In a recent interview with Advocate.com, gay ex-TV anchor Charles Perez described his former boss Bill Pohovey (another openly gay man) thusly: “I think he’s a company man. I think if you had to label Bill a gay man or a company man, you would pick company man.” Without knowing anything about Charles Perez or why he’s been in the headlines lately, you might, like I did, find this quote a little troublesome. It creates a rigid dichotomy between being one type of person and being a gay man, as if the two are mutually exclusive. “If you had to label,” Perez says as if it might be a forced decision, but one that nonetheless is nothing out of the ordinary.
Subtly, I think this response naturalizes an either-or mentality about being gay while having a career (especially one in the media). It’s a type of mentality that, if you look hard enough, might make the closet a really comfortable place to stay. Oddly enough, this quote hits at the heart of the bigger issue surrounding Perez: it highlights the all too obvious, but all too ignored fact that the faces and personalities we see on our TV screens might be a good measure of what we will and will not tolerate on a larger scale.
Of course I don’t mean to say that Charles Perez is maliciously propagating anti-gay sentiments. Charles Perez was a local Miami television anchor that was recently fired after filing a discrimination complaint against his station. Before anchoring the weekend evening news on WPLG, Perez had a long career history working at local television stations and eventually anchoring his own talk show. Not surprisingly, the reasons for his firing are not clear. Perez says he was gradually taken out of promotional spots for his show at a time when his personal life was becoming increasingly visible. He blames his firing on his filing of the complaint and ultimately on discrimination. The station strongly denies any kind of discrimination and says Perez was spreading “misstatements and untruths.” Whether Perez is trying to cash in on his sexuality or the station is using excuses to cover up actual discrimination is unclear and the evidence doesn’t come down on one side or the other.
As is the case with these kinds of stories, some have used it as a rallying cry and some have denounced it as disgraceful – and all within the comments section of any gay blog that covered the story. But even I have to admit that I’m not completely sure where I stand. Still, I think this is an important event because it lets us reflect on where gay people and media are with respect to each other.
I have never been one to settle with the “well, that’s the way it is” argument. But sadly, I do think that America’s hearts and minds are reflected in the faces we see on our television screens. Yet the delicate push and pull between depicting the ideal and depicting and actual diversity in the media takes no exception with the gay professionals we see. Many will say gays will be more accepted in the media when we are more accepted in the home. Others will say we must put gay people in front of the American public if we ever want to make change. Perhaps it’s the joy of living in a country that draws its national narrative from the immigration of so many different types of people that makes this debate so much pricklier.

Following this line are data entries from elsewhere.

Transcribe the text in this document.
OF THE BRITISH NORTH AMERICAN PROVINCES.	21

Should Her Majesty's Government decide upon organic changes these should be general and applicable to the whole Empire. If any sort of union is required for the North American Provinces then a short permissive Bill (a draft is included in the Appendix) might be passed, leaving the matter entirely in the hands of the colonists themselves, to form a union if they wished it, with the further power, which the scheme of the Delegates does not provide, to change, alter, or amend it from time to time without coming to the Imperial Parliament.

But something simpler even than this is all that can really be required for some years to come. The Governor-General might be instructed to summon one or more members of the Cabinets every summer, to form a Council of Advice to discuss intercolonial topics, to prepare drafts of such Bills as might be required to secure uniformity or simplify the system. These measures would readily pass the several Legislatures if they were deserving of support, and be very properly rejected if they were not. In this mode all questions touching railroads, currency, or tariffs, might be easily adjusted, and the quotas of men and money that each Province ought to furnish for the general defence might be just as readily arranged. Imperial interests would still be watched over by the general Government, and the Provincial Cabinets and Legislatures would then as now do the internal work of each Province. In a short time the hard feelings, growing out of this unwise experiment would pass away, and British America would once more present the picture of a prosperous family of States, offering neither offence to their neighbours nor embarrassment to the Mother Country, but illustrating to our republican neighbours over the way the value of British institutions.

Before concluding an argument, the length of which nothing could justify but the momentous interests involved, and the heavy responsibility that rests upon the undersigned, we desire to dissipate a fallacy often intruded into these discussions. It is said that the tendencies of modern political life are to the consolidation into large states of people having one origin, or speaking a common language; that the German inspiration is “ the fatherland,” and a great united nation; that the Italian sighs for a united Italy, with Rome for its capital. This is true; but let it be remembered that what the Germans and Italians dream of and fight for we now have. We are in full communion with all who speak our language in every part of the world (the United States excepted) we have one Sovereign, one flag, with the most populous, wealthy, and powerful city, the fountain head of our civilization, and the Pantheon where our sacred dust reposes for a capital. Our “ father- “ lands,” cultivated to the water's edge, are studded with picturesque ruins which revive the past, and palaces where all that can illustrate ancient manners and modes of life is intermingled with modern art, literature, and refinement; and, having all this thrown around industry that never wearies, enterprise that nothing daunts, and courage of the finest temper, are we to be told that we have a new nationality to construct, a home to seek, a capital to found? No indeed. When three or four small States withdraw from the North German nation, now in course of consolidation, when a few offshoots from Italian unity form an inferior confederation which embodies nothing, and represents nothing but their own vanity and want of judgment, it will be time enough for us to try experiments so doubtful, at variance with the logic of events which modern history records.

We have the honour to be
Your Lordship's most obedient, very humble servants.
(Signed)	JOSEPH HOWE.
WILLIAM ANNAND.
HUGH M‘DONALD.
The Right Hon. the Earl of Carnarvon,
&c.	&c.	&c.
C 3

I don’t think the most important thing we can learn from Charles Perez is that trying to break the glass closet still kills a gay person’s career or that professionals might be using their sexuality to cry gay wolf. While these lessons give rise to important discussions, the most important thing we learn from Charles Perez is about the delicate and sometimes dangerous relationship between gays and the media.
My mind is immediately drawn to the way people react to Anderson Cooper and Rachel Maddow’s reporting – two great thinkers who are respected and well-liked within the media, but constantly used as the butt of everyone else’s jokes. I sometimes feel that when America wants to talk about something either of them said, it has a hidden urge to make an immature joke about sex and giggle softly – and it’s something more than just the overly-sensitive can recognize. Consider, for example, this Huffington Post piece (especially the title) or this New York Times Magazine piece about Maddow’s sexuality despite the fact that she never purported to love her job because she wanted to be a sex icon. This might be another example of our inability to think about sexuality as divorced from sex.
The discussion about sexual orientations in the media might be very similar to the discussion about race in the media or women in the media or redheads in the media or pizza-lovers in the media. I think our scrutiny of all media personalities is also fueled by the distrust people have for their news. I think that many people find it easier to be cynical than to dig in and think about a story. I also think it’s easier for people to pick apart their news anchor than it is for them to pick apart an important headline. And although there is a give and take, I think the more serious we become about our news, the more we might realize that the best news gathering has little to do with what type of person the anchor is attracted to. In the end, maybe the relationship between the media and anything about personal lives is that there is none at all.